Spatula fisted at his hip, Lindy turned. “About time contempt cost him, ’cause the sumbitch has plenty of it. That coffee’s on me, Brooks.” Lindy lifted his chin toward the door. “And his, too.”

Kim spotted Russ when he came in, turned the second mug over. “You sit right on down here, sweetie.” She rose to her toes to kiss his cheek. “And no charge for the coffee or anything else you want. You be sure to tell your folks that anybody worth spit in this town is sorry as hell about what happened, and behind them a hundred percent.”

“I will. Thanks, Kim. It means a lot.”

“You look tired out. How about a big wedge of that French apple pie you like to perk you up?”
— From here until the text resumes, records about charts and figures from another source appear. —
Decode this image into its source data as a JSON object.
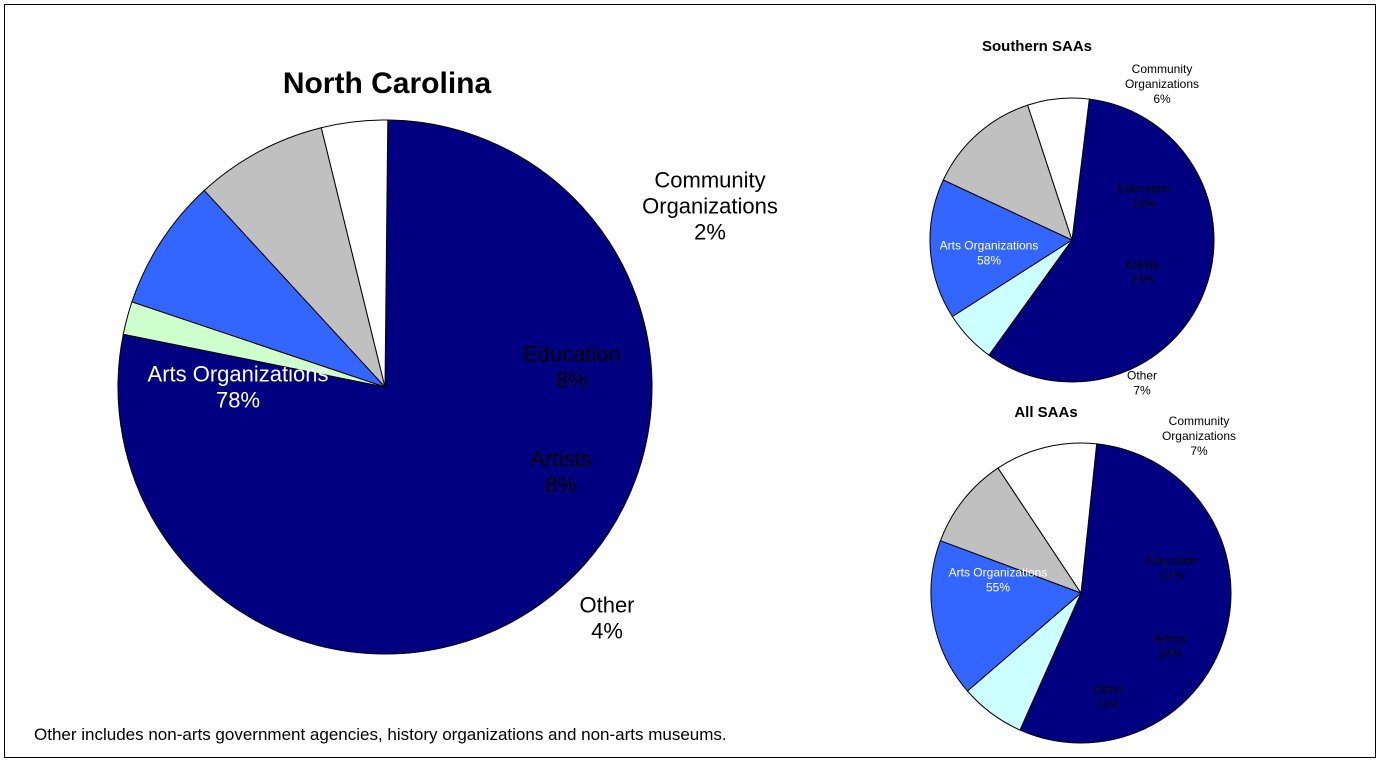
{
  "footnote": "Other includes non-arts government agencies, history organizations and non-arts museums.",
  "colors": {
    "arts_organizations": "#000080",
    "community_organizations": "#ccffcc",
    "community_organizations_regional": "#ccffff",
    "education": "#3366ff",
    "artists": "#c0c0c0",
    "other": "#ffffff",
    "outline": "#000000"
  },
  "chart_data": [
    {
      "type": "pie",
      "title": "North Carolina",
      "slices": [
        {
          "label_lines": [
            "Arts Organizations",
            "78%"
          ],
          "value": 78,
          "color": "#000080",
          "text_color": "#ffffff"
        },
        {
          "label_lines": [
            "Community",
            "Organizations",
            "2%"
          ],
          "value": 2,
          "color": "#ccffcc",
          "text_color": "#000000"
        },
        {
          "label_lines": [
            "Education",
            "8%"
          ],
          "value": 8,
          "color": "#3366ff",
          "text_color": "#000000"
        },
        {
          "label_lines": [
            "Artists",
            "8%"
          ],
          "value": 8,
          "color": "#c0c0c0",
          "text_color": "#000000"
        },
        {
          "label_lines": [
            "Other",
            "4%"
          ],
          "value": 4,
          "color": "#ffffff",
          "text_color": "#000000"
        }
      ]
    },
    {
      "type": "pie",
      "title": "Southern SAAs",
      "slices": [
        {
          "label_lines": [
            "Arts Organizations",
            "58%"
          ],
          "value": 58,
          "color": "#000080",
          "text_color": "#ffffff"
        },
        {
          "label_lines": [
            "Community",
            "Organizations",
            "6%"
          ],
          "value": 6,
          "color": "#ccffff",
          "text_color": "#000000"
        },
        {
          "label_lines": [
            "Education",
            "16%"
          ],
          "value": 16,
          "color": "#3366ff",
          "text_color": "#000000"
        },
        {
          "label_lines": [
            "Artists",
            "13%"
          ],
          "value": 13,
          "color": "#c0c0c0",
          "text_color": "#000000"
        },
        {
          "label_lines": [
            "Other",
            "7%"
          ],
          "value": 7,
          "color": "#ffffff",
          "text_color": "#000000"
        }
      ]
    },
    {
      "type": "pie",
      "title": "All SAAs",
      "slices": [
        {
          "label_lines": [
            "Arts Organizations",
            "55%"
          ],
          "value": 55,
          "color": "#000080",
          "text_color": "#ffffff"
        },
        {
          "label_lines": [
            "Community",
            "Organizations",
            "7%"
          ],
          "value": 7,
          "color": "#ccffff",
          "text_color": "#000000"
        },
        {
          "label_lines": [
            "Education",
            "17%"
          ],
          "value": 17,
          "color": "#3366ff",
          "text_color": "#000000"
        },
        {
          "label_lines": [
            "Artists",
            "10%"
          ],
          "value": 10,
          "color": "#c0c0c0",
          "text_color": "#000000"
        },
        {
          "label_lines": [
            "Other",
            "11%"
          ],
          "value": 11,
          "color": "#ffffff",
          "text_color": "#000000"
        }
      ]
    }
  ]
}
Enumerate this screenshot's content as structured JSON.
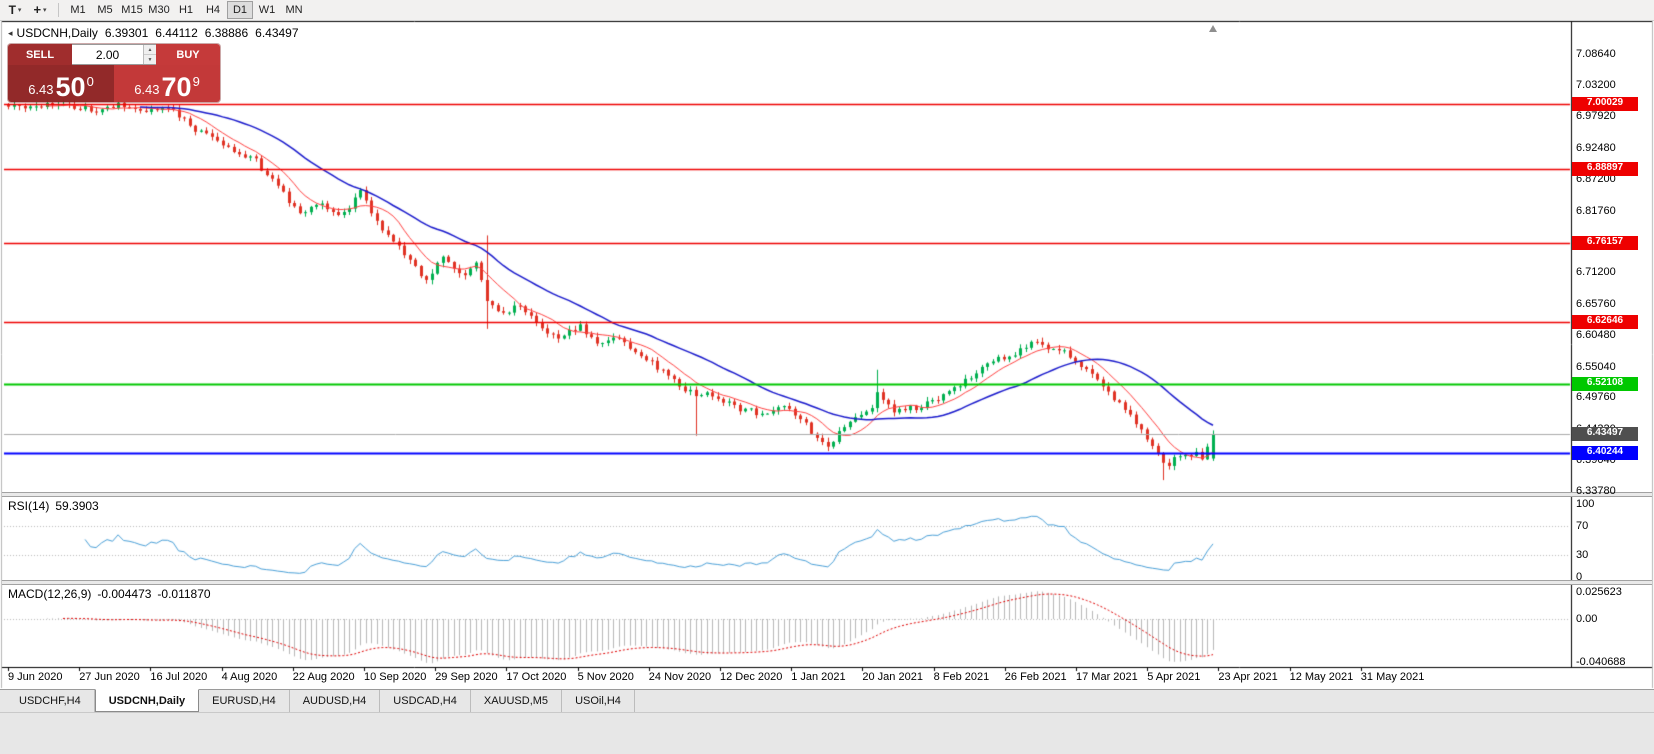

“Couldn’t right now. Maybe next time.”

“I’ll leave you to talk, then, but you need anything, you just holler.”

Brooks pretended to sulk. “She didn’t offer me any damn pie.”

Russ managed a wan smile. “She’s got to feel sorry for you first. Did you know about the passports?”

“I knew we were going to request it, but I didn’t figure Reingold would rule on our side. He surprised me, and maybe that’s on me.”

“He’s let the Blake kid slide on plenty before today.”

“Yeah, he has, and I think he’s feeling the weight of that. He may be Blake’s golf buddy, but he can’t—and I think won’t—brush off this kind of thing. I believe His Honor was well and truly pissed this morning. And I believe Blake isn’t going to let Harry talk his boy into a plea on this. He wants the trial because he absolutely believes he and his are too fucking important to bend to the law. That boy’s going down, Russ, and he may go down harder than I expected. I’m not sorry about it.”

“Can’t say as I am, either.”

Brooks shifted forward. “I wanted to talk to you for a few minutes because I’m dead sure Blake’s going to do whatever he can to buy you off or pressure you into dropping the assault charges. He gets that gone, he’s going to figure it’s mostly about money. Pay the two dollars, so to speak, try to manipulate community service and some rehab, a suspended sentence for the boy.”

Russ’s bruised mouth set like stone. “It’s not going to happen, Brooks. Did you see my daddy this morning? He looks ten years older. I don’t give a damn about taking the punch, and if it wasn’t for the rest, I’d let it go. But I’m not going to shrug this off so that little bastard slides through this.”